Louis Copeland, tailor

Louis Copeland at his premises on Capel Street in Dublin. Photograph: Frank Miller

Louis Copeland at his premises on Capel Street in Dublin. Photograph: Frank Miller

 

The Time of My Life is a weekly column about a moment that changed someone’s life – for the better or the worse

After national school I went to technical school on Parnell Square, Dublin. I was there for two years. After that you had to go and get experience. In the meantime I would have been going down to my father’s workshop, sweeping the floor, doing the messages, that kind of thing.

I started out at about 10 years of age doing that. When I left school at 14, I went to tailoring school, learning about textiles. Then I went to work in a factory off Thomas Street, on St Augustine Street, John Barron and Co. Their brand was called Two Owls. I went to work in the factory when I was 16 years old. I’m 68 now.

You had to be in at 8am, and being in at 8am then was like being in at 5am now. I lived in Drumcondra on Grace Park Road. My uncle worked in a printer in Dolphin’s Barn, and he used to collect me at 7.20am every morning. He was one of those old-time workers – everything was to the minute. He’d come up Grace Park Road, you’d jump into the car with him and be there at 7.50am. In those days there was no traffic.

Clock in

You had to get your card and clock in. If it was 8.05am you had to wait outside in the cold until 9am to get into the place, and then they stopped you and you were late. Later in life that teaches you how to get up early in the morning and make sure you’re in on time.

Working in the factory as an apprentice tailor, you did everything from sweeping the floor to working on a button hole machine. Obviously when you’re a new recruit they’d be playing tricks on you. They’d ask you to “go down to Mary and get a bucket of steam”, and you’d go down looking for one.

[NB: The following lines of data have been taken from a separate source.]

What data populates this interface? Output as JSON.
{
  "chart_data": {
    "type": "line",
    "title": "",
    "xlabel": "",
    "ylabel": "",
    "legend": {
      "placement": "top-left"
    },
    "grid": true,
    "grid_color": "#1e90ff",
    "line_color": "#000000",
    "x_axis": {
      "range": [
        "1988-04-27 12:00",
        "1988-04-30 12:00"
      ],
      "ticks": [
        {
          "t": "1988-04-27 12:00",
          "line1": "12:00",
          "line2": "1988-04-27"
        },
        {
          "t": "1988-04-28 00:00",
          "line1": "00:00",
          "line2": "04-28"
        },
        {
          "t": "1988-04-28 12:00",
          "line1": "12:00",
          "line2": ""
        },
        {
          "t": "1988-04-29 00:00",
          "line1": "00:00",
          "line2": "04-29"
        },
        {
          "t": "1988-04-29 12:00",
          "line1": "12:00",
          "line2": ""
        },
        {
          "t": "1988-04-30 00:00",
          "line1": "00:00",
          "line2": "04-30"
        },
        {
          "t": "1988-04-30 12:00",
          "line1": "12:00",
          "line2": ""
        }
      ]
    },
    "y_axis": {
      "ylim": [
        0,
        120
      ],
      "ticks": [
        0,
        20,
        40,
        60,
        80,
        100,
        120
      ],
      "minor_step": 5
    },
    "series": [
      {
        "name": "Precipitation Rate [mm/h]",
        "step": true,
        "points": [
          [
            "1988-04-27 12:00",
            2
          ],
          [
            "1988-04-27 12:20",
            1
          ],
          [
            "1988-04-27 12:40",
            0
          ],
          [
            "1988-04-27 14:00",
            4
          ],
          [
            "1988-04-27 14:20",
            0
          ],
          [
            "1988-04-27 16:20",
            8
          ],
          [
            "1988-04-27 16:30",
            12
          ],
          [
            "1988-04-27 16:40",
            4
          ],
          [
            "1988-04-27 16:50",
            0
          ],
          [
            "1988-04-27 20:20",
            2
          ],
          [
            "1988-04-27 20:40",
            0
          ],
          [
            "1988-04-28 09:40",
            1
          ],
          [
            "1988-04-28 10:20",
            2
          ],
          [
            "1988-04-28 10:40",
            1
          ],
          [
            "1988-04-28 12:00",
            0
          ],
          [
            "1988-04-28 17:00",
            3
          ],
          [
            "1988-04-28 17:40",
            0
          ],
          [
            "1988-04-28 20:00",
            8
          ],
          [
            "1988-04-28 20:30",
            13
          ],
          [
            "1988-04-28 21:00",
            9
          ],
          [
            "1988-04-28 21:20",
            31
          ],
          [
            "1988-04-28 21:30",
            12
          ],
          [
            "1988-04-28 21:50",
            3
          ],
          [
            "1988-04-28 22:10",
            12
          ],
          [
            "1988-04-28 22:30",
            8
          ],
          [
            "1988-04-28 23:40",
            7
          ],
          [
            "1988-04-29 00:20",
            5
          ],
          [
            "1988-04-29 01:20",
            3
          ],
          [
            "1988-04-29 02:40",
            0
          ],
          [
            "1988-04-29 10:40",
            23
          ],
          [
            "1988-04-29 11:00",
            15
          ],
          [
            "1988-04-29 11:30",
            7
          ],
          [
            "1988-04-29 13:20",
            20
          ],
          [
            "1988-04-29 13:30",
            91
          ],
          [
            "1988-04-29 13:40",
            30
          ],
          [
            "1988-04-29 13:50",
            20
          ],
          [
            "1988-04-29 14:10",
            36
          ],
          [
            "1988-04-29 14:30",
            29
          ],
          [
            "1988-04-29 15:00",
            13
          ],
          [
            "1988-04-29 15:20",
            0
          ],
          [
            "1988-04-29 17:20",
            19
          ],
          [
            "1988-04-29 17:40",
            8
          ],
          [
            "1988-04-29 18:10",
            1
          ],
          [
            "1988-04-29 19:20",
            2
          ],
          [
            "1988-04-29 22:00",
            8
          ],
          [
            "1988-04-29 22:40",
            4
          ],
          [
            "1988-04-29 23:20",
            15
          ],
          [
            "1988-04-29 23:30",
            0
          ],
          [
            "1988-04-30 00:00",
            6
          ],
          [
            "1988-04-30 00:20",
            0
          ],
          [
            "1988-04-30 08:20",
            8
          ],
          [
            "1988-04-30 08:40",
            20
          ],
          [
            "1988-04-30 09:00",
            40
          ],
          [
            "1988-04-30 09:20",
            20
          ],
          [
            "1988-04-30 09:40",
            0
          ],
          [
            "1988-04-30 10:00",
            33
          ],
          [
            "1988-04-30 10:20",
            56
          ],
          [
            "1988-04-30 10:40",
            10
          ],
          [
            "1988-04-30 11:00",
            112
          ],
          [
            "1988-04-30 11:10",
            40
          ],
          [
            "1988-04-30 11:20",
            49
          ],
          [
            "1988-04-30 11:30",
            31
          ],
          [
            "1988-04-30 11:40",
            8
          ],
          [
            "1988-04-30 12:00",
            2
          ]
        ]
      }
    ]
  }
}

You realised later on the value of knowing how a factory works, how the garments are made, what’s underneath the bonnet, as it were. You get to learn all the fabrics, how things are made, all the tricks of the trade. In the factory you started on one thing but were brought around to different things. It was a great learning curve.

Get a lift home

When I finished work in the factory I would have come down to my father and done an hour or two working in Capel Street, and then get a lift home. I was in that factory for about two years. It was all a lesson in the trade for me, but it was also a lesson in life.